The JFK assassination – was it a conspiracy?
The Simple facts of the JFK Assassination are as follows:
On 22 November 1963, President John F. Kennedy was travelling in an open top limousine in a motorcade through the centre of Dallas, Texas.
The actual assassination is captured on the infamous Zapruder film.
At about 12:30pm, when the motorcade was in Dealey Plaza several gunshots were fired.
Three people were injured:
Kennedy was wounded in the back and the throat, and, fatally, in the head.
John Connally, Governor of Texas, who was sitting directly in front of Kennedy, sustained three wounds:
one bullet hit him in the back, punctured his right lung, and then came out of the right side of his chest, shattering his right wrist; a fragment of a bullet was also embedded in his left thigh.
A bystander, James Tague, received a slight cut on the cheek from the impact of a stray bullet that hit the curb near him.
At the time of the shooting, the presidential limousine was heading west on Elm Street, and had just passed the Texas School Book Depository, which contained publishers’ offices and a book warehouse. A window was half open at the eastern end of the sixth floor of this building.
Three empty bullet shells were discovered just inside this window.

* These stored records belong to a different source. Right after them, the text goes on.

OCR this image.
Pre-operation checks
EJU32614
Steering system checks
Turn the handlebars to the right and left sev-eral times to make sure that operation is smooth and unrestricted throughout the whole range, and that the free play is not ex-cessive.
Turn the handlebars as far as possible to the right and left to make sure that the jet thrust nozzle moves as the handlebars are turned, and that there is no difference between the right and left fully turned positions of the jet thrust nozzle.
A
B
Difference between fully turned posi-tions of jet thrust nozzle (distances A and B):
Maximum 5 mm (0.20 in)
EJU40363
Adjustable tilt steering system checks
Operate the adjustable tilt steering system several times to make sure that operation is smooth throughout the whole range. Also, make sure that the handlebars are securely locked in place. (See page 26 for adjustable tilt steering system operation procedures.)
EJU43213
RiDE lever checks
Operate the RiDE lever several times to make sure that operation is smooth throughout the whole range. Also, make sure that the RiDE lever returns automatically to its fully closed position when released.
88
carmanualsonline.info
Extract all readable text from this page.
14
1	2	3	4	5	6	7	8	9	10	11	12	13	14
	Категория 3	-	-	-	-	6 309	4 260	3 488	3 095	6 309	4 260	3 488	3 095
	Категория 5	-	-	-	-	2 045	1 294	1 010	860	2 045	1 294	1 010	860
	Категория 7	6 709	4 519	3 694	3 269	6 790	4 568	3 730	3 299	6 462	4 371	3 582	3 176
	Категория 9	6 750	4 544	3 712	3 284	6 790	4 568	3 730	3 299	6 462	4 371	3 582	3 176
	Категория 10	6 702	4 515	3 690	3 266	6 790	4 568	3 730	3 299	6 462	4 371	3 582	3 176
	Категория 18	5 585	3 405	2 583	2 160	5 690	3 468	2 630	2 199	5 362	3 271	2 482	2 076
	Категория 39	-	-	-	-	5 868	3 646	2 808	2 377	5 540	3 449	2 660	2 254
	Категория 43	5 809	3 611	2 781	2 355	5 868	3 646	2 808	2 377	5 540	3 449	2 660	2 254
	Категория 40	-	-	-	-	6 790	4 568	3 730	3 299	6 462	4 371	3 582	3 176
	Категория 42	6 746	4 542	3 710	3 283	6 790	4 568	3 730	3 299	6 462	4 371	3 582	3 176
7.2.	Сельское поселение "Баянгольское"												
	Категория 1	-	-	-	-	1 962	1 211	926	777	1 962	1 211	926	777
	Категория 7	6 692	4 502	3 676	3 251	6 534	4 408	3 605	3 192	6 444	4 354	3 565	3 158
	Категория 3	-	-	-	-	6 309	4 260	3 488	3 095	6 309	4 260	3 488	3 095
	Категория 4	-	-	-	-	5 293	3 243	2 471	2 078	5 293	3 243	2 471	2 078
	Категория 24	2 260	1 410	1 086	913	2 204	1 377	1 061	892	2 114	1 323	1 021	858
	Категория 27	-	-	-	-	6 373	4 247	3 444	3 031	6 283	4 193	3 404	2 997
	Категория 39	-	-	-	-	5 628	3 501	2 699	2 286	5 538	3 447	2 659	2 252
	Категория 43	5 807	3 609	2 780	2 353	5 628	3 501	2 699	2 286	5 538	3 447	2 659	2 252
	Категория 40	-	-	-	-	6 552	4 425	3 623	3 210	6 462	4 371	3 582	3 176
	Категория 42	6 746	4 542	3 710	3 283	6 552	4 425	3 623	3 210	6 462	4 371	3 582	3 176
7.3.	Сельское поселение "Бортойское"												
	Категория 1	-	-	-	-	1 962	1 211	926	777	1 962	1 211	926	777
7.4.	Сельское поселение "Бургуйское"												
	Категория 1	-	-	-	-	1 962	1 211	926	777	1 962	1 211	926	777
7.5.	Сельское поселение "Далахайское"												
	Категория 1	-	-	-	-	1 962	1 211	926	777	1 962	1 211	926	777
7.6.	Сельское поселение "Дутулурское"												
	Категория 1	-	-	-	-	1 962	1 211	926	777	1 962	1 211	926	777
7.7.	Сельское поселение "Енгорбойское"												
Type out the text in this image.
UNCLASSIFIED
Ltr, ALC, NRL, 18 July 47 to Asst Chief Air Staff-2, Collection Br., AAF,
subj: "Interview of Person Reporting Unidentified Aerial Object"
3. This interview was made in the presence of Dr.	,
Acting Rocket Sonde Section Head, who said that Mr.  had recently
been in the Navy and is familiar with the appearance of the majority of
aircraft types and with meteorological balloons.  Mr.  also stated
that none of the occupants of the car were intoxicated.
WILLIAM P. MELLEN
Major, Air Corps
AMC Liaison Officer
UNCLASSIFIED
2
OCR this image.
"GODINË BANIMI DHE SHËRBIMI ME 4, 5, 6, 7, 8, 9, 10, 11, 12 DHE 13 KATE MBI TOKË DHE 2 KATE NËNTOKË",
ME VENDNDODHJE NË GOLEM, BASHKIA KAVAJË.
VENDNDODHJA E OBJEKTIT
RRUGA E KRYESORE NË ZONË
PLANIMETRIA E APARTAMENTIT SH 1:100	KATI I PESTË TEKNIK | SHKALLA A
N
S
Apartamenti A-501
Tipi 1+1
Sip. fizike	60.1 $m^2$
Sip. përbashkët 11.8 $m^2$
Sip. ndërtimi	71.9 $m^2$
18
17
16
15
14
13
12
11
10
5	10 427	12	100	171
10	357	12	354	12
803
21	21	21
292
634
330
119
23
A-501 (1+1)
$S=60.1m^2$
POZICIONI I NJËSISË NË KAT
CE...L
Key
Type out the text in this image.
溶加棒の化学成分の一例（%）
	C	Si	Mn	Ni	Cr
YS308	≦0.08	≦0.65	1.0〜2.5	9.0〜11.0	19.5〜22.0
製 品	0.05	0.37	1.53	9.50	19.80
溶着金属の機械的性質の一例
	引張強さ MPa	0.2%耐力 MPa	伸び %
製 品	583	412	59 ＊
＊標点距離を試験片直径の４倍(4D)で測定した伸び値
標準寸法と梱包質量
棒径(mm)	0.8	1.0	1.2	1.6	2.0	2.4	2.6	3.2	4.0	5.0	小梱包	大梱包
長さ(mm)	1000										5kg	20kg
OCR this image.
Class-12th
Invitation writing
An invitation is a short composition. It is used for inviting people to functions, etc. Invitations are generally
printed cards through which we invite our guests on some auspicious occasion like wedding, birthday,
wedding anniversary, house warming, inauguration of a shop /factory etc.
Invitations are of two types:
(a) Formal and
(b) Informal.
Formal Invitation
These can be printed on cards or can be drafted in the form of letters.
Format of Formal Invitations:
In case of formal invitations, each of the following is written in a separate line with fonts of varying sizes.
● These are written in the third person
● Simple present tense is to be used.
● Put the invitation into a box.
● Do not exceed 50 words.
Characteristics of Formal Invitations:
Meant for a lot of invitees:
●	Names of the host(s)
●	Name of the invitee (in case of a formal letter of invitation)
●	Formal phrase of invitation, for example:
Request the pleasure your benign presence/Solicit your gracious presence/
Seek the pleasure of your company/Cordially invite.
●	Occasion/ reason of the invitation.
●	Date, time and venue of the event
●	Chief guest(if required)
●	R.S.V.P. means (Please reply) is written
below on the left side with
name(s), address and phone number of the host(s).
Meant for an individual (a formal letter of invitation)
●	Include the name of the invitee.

Elsewhere on the sixth floor, a rifle was discovered. Tests showed that those bullet shells had been fired from that rifle.
The rifle had been purchased several months earlier by mail order. The name on the mail order coupon was a pseudonym known to have been used elsewhere by Lee Harvey Oswald. The handwriting on the coupon matched Oswald’s. The supplier had sent the rifle to a post office box rented by Oswald.
Oswald worked in the Texas School Book Depository, and had legitimate access to the sixth floor. He claimed to have been elsewhere at the time of the shooting, but there were no eye–witnesses to support his alibi.
On the face of it, it is case solved: Oswald did it.
The only realistic alternative is that Oswald had been carefully framed in advance. But is that possible? And does any evidence suggest this?
The Warren Commission, a board of inquest appointed by JFK’s successor Lyndon B. Johnson, produced a voluminous report to substantiate the official conclusion that Oswald had indeed killed Kennedy and acted alone.
Was Oswald framed?
A 1979 US House Committee inquiry found Kennedy was “probably assassinated as a result of a conspiracy” and that there was a “high probability” a second gunman as well as Oswald fired at the president.
Before his death in 2007, one of the Watergate burglars, former CIA Agent E. Howard Hunt, alleged Lyndon Johnson was involved in a conspiracy to kill Kennedy.
So what are the possible conspiracy theories?
The “umbrella man” theory.

The theory: Louie Steven Witt, who appears in the Zapruder film, used a black umbrella to signal either shooters planted in the book depository or the grassy knoll to orchestrate the assassination. Or, in more imaginative versions, he shot a poison dart concealed within the umbrella. The filmmaker Errol Morris also explored this theory in a mini-documentary for The New York Times.
How likely is it? Even though he’s been mentioned in Oliver Stone’s JFK and The X-Files, Witt has said that he really had the umbrella to taunt JFK because he didn’t like the Kennedy family’s Nazi ties from World War II.
It was all organized by Lyndon B. Johnson.
The Theory: Lyndon B. Johnson orchestrated the entire assassination plot so that he could become president. The theory was corroborated by an alleged former mistress of Johnson’s, Madeleine Brown.
How likely is it? According to historian Michael L. Kurtz, there is simply no evidence to support this.

A second shooter?
The theory: As vague as it is ominous, it’s often referenced as the “magic bullet” theory. Essentially it’s that Oswald didn’t act alone and had a shooter planted across the street on a hill overlooking Kennedy’s motorcade.
One reason this theory remains popular is because of a moment in the Zapruder film where Kennedy’s head seems to fall back in a different direction from where Oswald would have been shooting him from.
How likely is it? There has been no evidence of a second shooter.